A civilização humana tinha virado a página do quarto milênio e mal poderia ser reconhecida por alguém do século vinte e um. Nascimentos naturais tinham acabado há vários séculos e os controlados eram muito poucos e, na prática, o resultado de uma verdadeira obra de arte genética. As pessoas viviam mais de duzentos anos e, ainda assim, morriam mais por opção do que por outra causa. Tinha ficado óbvio para o ser humano que ninguém queria viver para sempre.
A Ciência tinha rompido barreiras muito além da imaginação. Por volta do século vinte e seis, finalmente o homem tinha conseguido decifrar  por completo, ou assim pensava, o enigma do tempo, as outras dimensões escondidas na nossa realidade e o que ante se chamava “buraco de minhoca”. Baseado nessas novas armas da Ciência, as Grandes Confederações da Terra construíram uma espécie de portal.
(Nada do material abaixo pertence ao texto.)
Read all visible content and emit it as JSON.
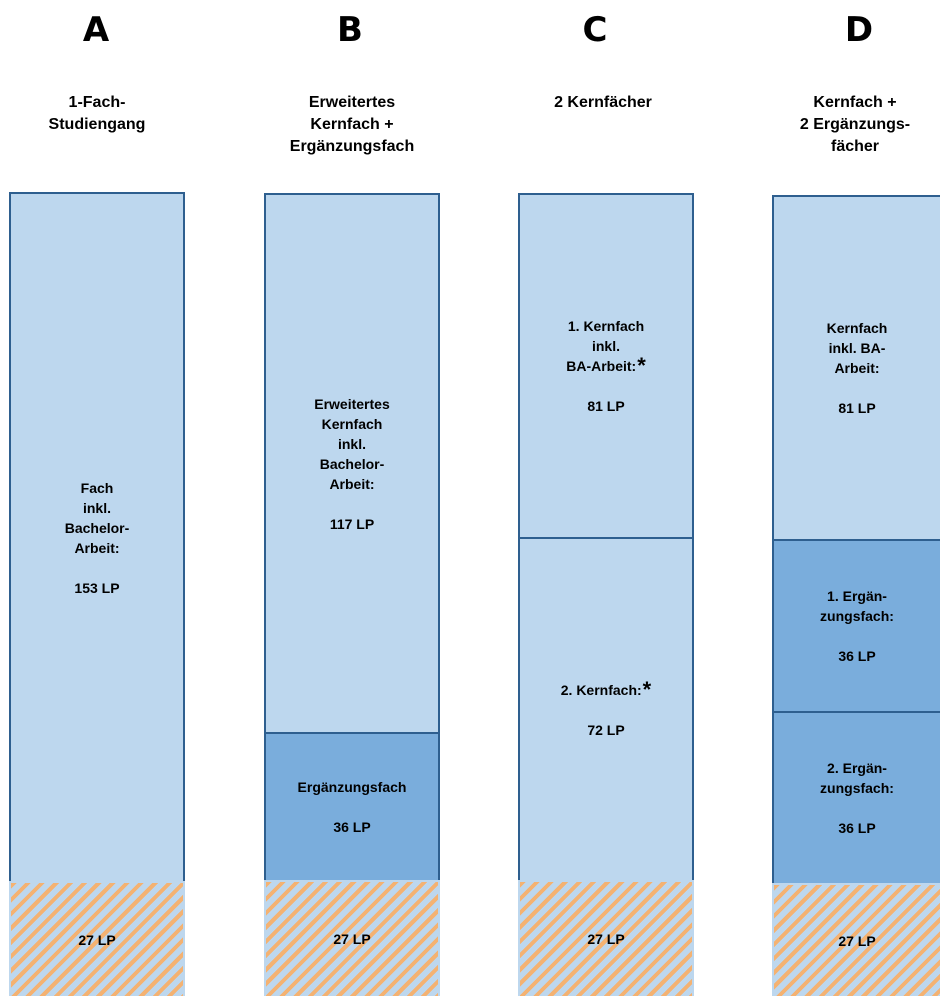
{
  "columns": [
    {
      "letter": "A",
      "heading": [
        "1-Fach-",
        "Studiengang"
      ],
      "blocks": [
        {
          "lines": [
            "Fach",
            "inkl.",
            "Bachelor-",
            "Arbeit:"
          ],
          "value": "153 LP",
          "star": ""
        },
        {
          "lines": [],
          "value": "27 LP",
          "star": ""
        }
      ]
    },
    {
      "letter": "B",
      "heading": [
        "Erweitertes",
        "Kernfach +",
        "Ergänzungsfach"
      ],
      "blocks": [
        {
          "lines": [
            "Erweitertes",
            "Kernfach",
            "inkl.",
            "Bachelor-",
            "Arbeit:"
          ],
          "value": "117 LP",
          "star": ""
        },
        {
          "lines": [
            "Ergänzungsfach"
          ],
          "value": "36 LP",
          "star": ""
        },
        {
          "lines": [],
          "value": "27 LP",
          "star": ""
        }
      ]
    },
    {
      "letter": "C",
      "heading": [
        "2 Kernfächer"
      ],
      "blocks": [
        {
          "lines": [
            "1. Kernfach",
            "inkl.",
            "BA-Arbeit:"
          ],
          "value": "81 LP",
          "star": "*"
        },
        {
          "lines": [
            "2. Kernfach:"
          ],
          "value": "72 LP",
          "star": "*"
        },
        {
          "lines": [],
          "value": "27 LP",
          "star": ""
        }
      ]
    },
    {
      "letter": "D",
      "heading": [
        "Kernfach +",
        "2 Ergänzungs-",
        "fächer"
      ],
      "blocks": [
        {
          "lines": [
            "Kernfach",
            "inkl. BA-",
            "Arbeit:"
          ],
          "value": "81 LP",
          "star": ""
        },
        {
          "lines": [
            "1. Ergän-",
            "zungsfach:"
          ],
          "value": "36 LP",
          "star": ""
        },
        {
          "lines": [
            "2. Ergän-",
            "zungsfach:"
          ],
          "value": "36 LP",
          "star": ""
        },
        {
          "lines": [],
          "value": "27 LP",
          "star": ""
        }
      ]
    }
  ]
}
Era um ponto onde se encontravam três enormes “jatos” de partículas vindo de três diferentes pontos do Sistema Solar: a Terra, a Lua e Marte. Isto só tinha sido possível quando dois séculos antes, a Grande Confederação do Norte anunciou ao mundo o que todos, de certa forma, já sabiam. Tinham conseguido dominar a antimatéria, conseguindo retirar dela fonte inesgotável de energia.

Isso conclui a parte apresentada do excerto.